Me temblaba la mano mientras llamaba.
Una vez.
Dos veces.
Hubo silencio.
Entonces su voz se oyó a través de la puerta.
—¿Qué?
—Soy yo —dije, tragando saliva—. Lennox.
Hubo una pausa.
—No entres —respondió ella con voz neutra—. Di lo que tengas que decir desde ahí.
Se me encogió el pecho.
—Lo entiendo —susurré—. No entraré.
Apoyé la frente ligeramente contra la puerta y cerré los ojos.
—Lo siento, Olivia.
Las palabras parecían insignificantes en comparación con lo que había hecho, pero era todo lo que tenía.
—Siento haberte presionado —continué, con la voz temblorosa—. Por pensar que el dolor te haría más fuerte. Por creer que sabía lo que era mejor para ti.
Mi respiración se volvió entrecortada.
—Me equivoqué.
Silencio.
—Pensé que si me odiabas, sobrevivirías sin mí —dije en voz baja—. No pensé en lo que te costaría a ti. O en lo que nos costaría a nosotros.
Me dolía tanto el corazón que el dolor se sentía físico.
—Nunca quise hacerte daño —susurré—. Pero lo hice.
Aun así, no respondió.
—Sé que un «lo siento» no es suficiente —dije—. Sé que no merezco el perdón. Pero necesito que sepas esto: hacerte daño es el mayor error de mi vida.
Se me quebró la voz.
—Te amo. Nunca he dejado de hacerlo. Ya no sé cómo existir sin ti.
Hubo movimiento detrás de la puerta.
Me enderecé un poco, con una chispa de esperanza parpadeando en mi pecho.
Entonces ella habló.
—No puedo perdonarte, Lennox.
Su voz era firme. No estaba enfadada. Solo cansada.
—No puedo —repitió en voz baja—. No ahora. Quizá nunca.
Cada palabra se clavó como un cuchillo.
—Olivia…
—¡No! —dijo ella con voz ahogada—. Vuelve a tu habitación. Lo digo en serio. No quiero ser la causa de tu muerte esta noche. No quiero tener tu sangre en mis manos porque decidiste hacerte el mártir una última vez. Vuelve.
Me quedé allí un segundo, con la mano aún suspendida en el aire. Entonces, las últimas fuerzas que me quedaban simplemente se evaporaron. Mis piernas cedieron por completo.
—¡Lennox! —gritó Levi mientras me atrapaban, bajándome al suelo justo cuando la oscuridad finalmente se abalanzó para reclamarme.
Cuando volví a despertar, estaba de nuevo en mi cama.
Unas voces murmuraban cerca.
Me obligué a abrir los ojos y vi a Levi, a Louis y a mi especialista de pie en un rincón de la habitación.
—Tenemos que trasladarlo al hospital —dijo el especialista en voz baja—. Su estado está empeorando. Incluso con cuidados intensivos, dudo que le quede más de un mes.

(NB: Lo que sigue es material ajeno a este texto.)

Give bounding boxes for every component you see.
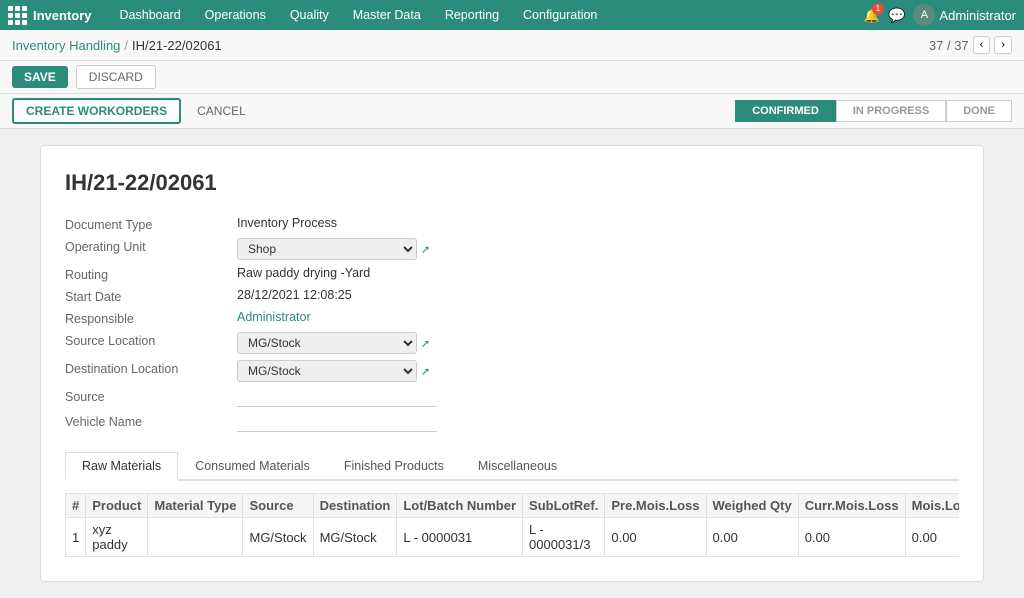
operating-unit-ext-link[interactable]: ➚ [421, 243, 430, 256]
pagination: 37 / 37 ‹ › [929, 36, 1012, 54]
next-button[interactable]: › [994, 36, 1012, 54]
responsible-value[interactable]: Administrator [237, 310, 665, 326]
breadcrumb-parent[interactable]: Inventory Handling [12, 38, 120, 53]
destination-location-field: MG/Stock ➚ [237, 360, 665, 382]
table-row[interactable]: 1xyz paddyMG/StockMG/StockL - 0000031L -… [66, 518, 960, 557]
save-button[interactable]: SAVE [12, 66, 68, 88]
table-wrapper: # Product Material Type Source Destinati… [65, 493, 959, 557]
col-lot-batch: Lot/Batch Number [397, 494, 523, 518]
source-location-ext-link[interactable]: ➚ [421, 337, 430, 350]
form-fields: Document Type Inventory Process Operatin… [65, 216, 665, 432]
user-name: Administrator [939, 8, 1016, 23]
vehicle-name-input[interactable] [237, 413, 437, 432]
raw-materials-table: # Product Material Type Source Destinati… [65, 493, 959, 557]
navbar-right: 🔔 1 💬 A Administrator [864, 4, 1016, 26]
grid-icon [8, 6, 27, 25]
source-location-field: MG/Stock ➚ [237, 332, 665, 354]
responsible-label: Responsible [65, 310, 225, 326]
brand-name: Inventory [33, 8, 92, 23]
col-destination: Destination [313, 494, 397, 518]
col-pre-mois: Pre.Mois.Loss [605, 494, 706, 518]
notification-icon[interactable]: 🔔 1 [864, 7, 880, 24]
user-menu[interactable]: A Administrator [913, 4, 1016, 26]
tab-finished-products[interactable]: Finished Products [327, 452, 461, 481]
nav-quality[interactable]: Quality [278, 0, 341, 30]
operating-unit-select[interactable]: Shop [237, 238, 417, 260]
source-label: Source [65, 388, 225, 407]
status-confirmed[interactable]: CONFIRMED [735, 100, 836, 122]
brand[interactable]: Inventory [8, 6, 92, 25]
nav-operations[interactable]: Operations [193, 0, 278, 30]
routing-value: Raw paddy drying -Yard [237, 266, 665, 282]
save-toolbar: SAVE DISCARD [0, 61, 1024, 94]
document-type-label: Document Type [65, 216, 225, 232]
document-type-value: Inventory Process [237, 216, 665, 232]
notification-badge: 1 [872, 3, 884, 15]
start-date-label: Start Date [65, 288, 225, 304]
prev-button[interactable]: ‹ [973, 36, 991, 54]
operating-unit-field: Shop ➚ [237, 238, 665, 260]
nav-menu: Dashboard Operations Quality Master Data… [108, 0, 864, 30]
breadcrumb: Inventory Handling / IH/21-22/02061 [12, 38, 222, 53]
col-weighed-qty: Weighed Qty [706, 494, 798, 518]
cancel-button[interactable]: CANCEL [189, 100, 254, 122]
status-buttons: CONFIRMED IN PROGRESS DONE [735, 100, 1012, 122]
chat-icon[interactable]: 💬 [888, 7, 905, 24]
vehicle-name-label: Vehicle Name [65, 413, 225, 432]
col-curr-mois: Curr.Mois.Loss [798, 494, 905, 518]
tabs: Raw Materials Consumed Materials Finishe… [65, 452, 959, 481]
status-done[interactable]: DONE [946, 100, 1012, 122]
breadcrumb-bar: Inventory Handling / IH/21-22/02061 37 /… [0, 30, 1024, 61]
col-material-type: Material Type [148, 494, 243, 518]
breadcrumb-separator: / [124, 38, 128, 53]
source-location-select[interactable]: MG/Stock [237, 332, 417, 354]
destination-location-label: Destination Location [65, 360, 225, 382]
tab-consumed-materials[interactable]: Consumed Materials [178, 452, 327, 481]
discard-button[interactable]: DISCARD [76, 65, 156, 89]
col-product: Product [86, 494, 148, 518]
col-mois-loss-qty: Mois.Loss Qty [905, 494, 959, 518]
main-card: IH/21-22/02061 Document Type Inventory P… [40, 145, 984, 582]
breadcrumb-current: IH/21-22/02061 [132, 38, 222, 53]
nav-reporting[interactable]: Reporting [433, 0, 511, 30]
destination-location-ext-link[interactable]: ➚ [421, 365, 430, 378]
pagination-label: 37 / 37 [929, 38, 969, 53]
tab-raw-materials[interactable]: Raw Materials [65, 452, 178, 481]
navbar: Inventory Dashboard Operations Quality M… [0, 0, 1024, 30]
tab-miscellaneous[interactable]: Miscellaneous [461, 452, 574, 481]
col-source: Source [243, 494, 313, 518]
routing-label: Routing [65, 266, 225, 282]
source-input[interactable] [237, 388, 437, 407]
col-sublot: SubLotRef. [523, 494, 605, 518]
workorder-toolbar: CREATE WORKORDERS CANCEL CONFIRMED IN PR… [0, 94, 1024, 129]
operating-unit-label: Operating Unit [65, 238, 225, 260]
avatar: A [913, 4, 935, 26]
destination-location-select[interactable]: MG/Stock [237, 360, 417, 382]
nav-dashboard[interactable]: Dashboard [108, 0, 193, 30]
nav-configuration[interactable]: Configuration [511, 0, 609, 30]
create-workorders-button[interactable]: CREATE WORKORDERS [12, 98, 181, 124]
status-in-progress[interactable]: IN PROGRESS [836, 100, 946, 122]
nav-master-data[interactable]: Master Data [341, 0, 433, 30]
start-date-value: 28/12/2021 12:08:25 [237, 288, 665, 304]
main-content: IH/21-22/02061 Document Type Inventory P… [0, 129, 1024, 598]
col-num: # [66, 494, 86, 518]
source-location-label: Source Location [65, 332, 225, 354]
document-title: IH/21-22/02061 [65, 170, 959, 196]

Las lágrimas me quemaron los ojos.
Parpadeé para contenerlas…, pero ya era demasiado tarde porque se dieron cuenta.
—Lex —dijo Levi con urgencia, corriendo a mi lado—. Estás despierto.
Forcé una sonrisa débil.
Hacía mucho tiempo que nadie me llamaba así.
Lentamente, intenté incorporarme. Mi cuerpo protestó, pero me ayudaron; Louis acomodó con cuidado las almohadas detrás de mi espalda.
Levanté una mano temblorosa y me la pasé por el pelo. Un gran mechón se desprendió entre mis dedos.
Me quedé mirándolo.
Mechones de mi propio pelo yacían enredados en la palma de mi mano.